The net proceeds to the Company from the Registered Direct Offering, after deducting the Placement Agent’s fees and expenses and the estimated offering expenses payable by the Company, are expected to be approximately $46 million. The Registered Direct Offering is expected to close on or about January 21, 2021, subject to the satisfaction of customary closing conditions. The Company currently intends to use the net proceeds for general corporate purposes.


The legal opinion of Cooley LLP relating to the legality of the issuance and sale of the Shares in the Registered Direct Offering will be filed on or before January 21, 2021 with an amendment to this Current Report on Form 8-K.
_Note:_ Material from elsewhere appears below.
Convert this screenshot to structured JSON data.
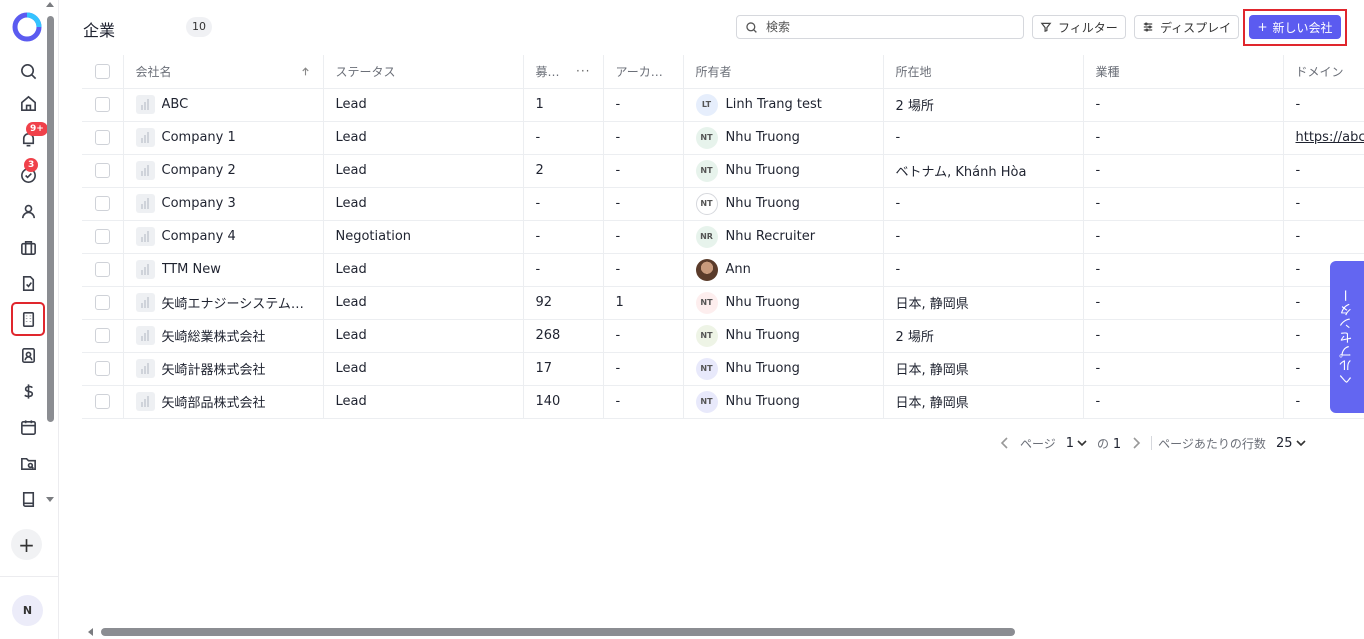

The description of terms and conditions of the form of Purchase Agreement and the Engagement Letter do not purport to be complete and are qualified in their entirety by the full text of the form of Purchase Agreement and the Engagement Letter, which are attached hereto as Exhibits 10.1 and 99.1, respectively.



Item 7.01 Regulation FD Disclosure.


On January 17, 2021, the Company issued a press release announcing the pricing of the Registered Direct Offering described above, a copy of which is furnished as Exhibit 99.2 to this report.


The information set forth in this Item 7.01 and contained in the Press Release furnished as Exhibit 99.2 shall not be deemed "filed" for purposes of Section 18 of the Securities Exchange Act of 1934, as amended (the “Exchange Act”), and is not incorporated by reference into any of the Company's filings under the Securities Act of 1933, as amended, or the Exchange Act, whether made before or after the date hereof, except as shall be expressly set forth by specific reference in any such filing.





Item 9.01 Financial Statements and Exhibits. 


(d) Exhibits


  Number   Exhibit Description
  5.1*   Opinion of Cooley LLP
  10.1   Form of Securities Purchase Agreement
  23.1*   Consent of Cooley LLP (included in Exhibit 5.1)
  99.1   Engagement Letter, dated as of January 15, 2021, by and between Senseonics Holdings, Inc. and H.C. Wainwright & Co., LLC
  99.2   Press release, dated as of January 17, 2021
  104   Cover Page Interactive Data File (embedded within the Inline XBRL document).


* To be filed by amendment.







Pursuant to the requirements of the Securities Exchange Act of 1934, the registrant has duly caused this report to be signed on its behalf by the undersigned hereunto duly authorized.


Date: January 19, 2021 SENSEONICS HOLDINGS, INC.